DS - Odd even

[karthikpandian19]

If x and y are integers and (x^2)y + 5x is odd, which of the following must be even?


(A) x

(B) y

(C) xy + 5

(D) xy - 5

(E) y + 5

[Anurag@Gurome]

If x and y are integers and x2y + 5x is odd, which of the following must be even?

I'm assuming the underlined term is x²y

Algebraic Approach:
(x²y + 5x) = x(xy + 5) is odd
Hence, both x and (xy + 5) is odd.

As (xy + 5) is odd, xy must be even.
Now, as x is odd, y must be even

The correct answer is B.

[GMATGuruNY]

If x and y are integers and x2y + 5x is odd, which of the following must be even?


(A) x

(B) y

(C) xy + 5

(D) xy - 5

(E) y + 5

Try to show that the answers DON'T have to be even.

x²y + 5x = x(xy + 5).
For this product to be odd, factors x and xy+5 must both be odd.
Let x=1 and xy+5 = 7.
Solving the second factor for y, we get:
1*y + 5 = 7
y=2.

Now we plug x=1 and y=2 into the answers and eliminate any answer choice that does not yield an even result.

A: x=1. Eliminate A.
B: y=2. Hold onto B.
C: xy+5 = 1*2 + 5 = 7. Eliminate C.
D: xy-5 = 1*2 - 5 = -3. Eliminate D.
E: y+5 = 2+5 = 7. Eliminate E.

The correct answer is B.

[sams_online]

If x and y are integers and x2y + 5x is odd, which of the following must be even?

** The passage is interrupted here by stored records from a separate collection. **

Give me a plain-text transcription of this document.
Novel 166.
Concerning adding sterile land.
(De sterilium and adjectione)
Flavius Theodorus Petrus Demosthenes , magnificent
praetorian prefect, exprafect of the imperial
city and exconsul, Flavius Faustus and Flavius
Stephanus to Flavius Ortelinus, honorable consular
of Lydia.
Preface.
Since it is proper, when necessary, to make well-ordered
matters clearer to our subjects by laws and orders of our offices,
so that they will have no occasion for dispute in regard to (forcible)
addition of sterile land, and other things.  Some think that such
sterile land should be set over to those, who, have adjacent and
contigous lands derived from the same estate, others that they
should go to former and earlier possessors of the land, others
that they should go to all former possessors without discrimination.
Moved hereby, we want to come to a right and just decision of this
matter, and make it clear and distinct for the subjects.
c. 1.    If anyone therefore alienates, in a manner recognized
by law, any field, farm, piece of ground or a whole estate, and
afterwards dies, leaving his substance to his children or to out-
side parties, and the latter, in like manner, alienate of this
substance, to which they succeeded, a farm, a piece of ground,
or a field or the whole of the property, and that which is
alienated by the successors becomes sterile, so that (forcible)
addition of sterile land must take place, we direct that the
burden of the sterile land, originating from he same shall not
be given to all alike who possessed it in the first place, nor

I'm assuming the underlined term is x²y

Algebraic Approach:
(x²y + 5x) = x(xy + 5) is odd
Hence, both x and (xy + 5) is odd.

As (xy + 5) is odd, xy must be even.
Now, as x is even, y must be even

The correct answer is B.

Correction: as x is odd, y must be even

[Anurag@Gurome]

Correction: as x is odd, y must be even

Thanks for pointing the typo.
Edited my reply.

[karthikpandian19]

OA is B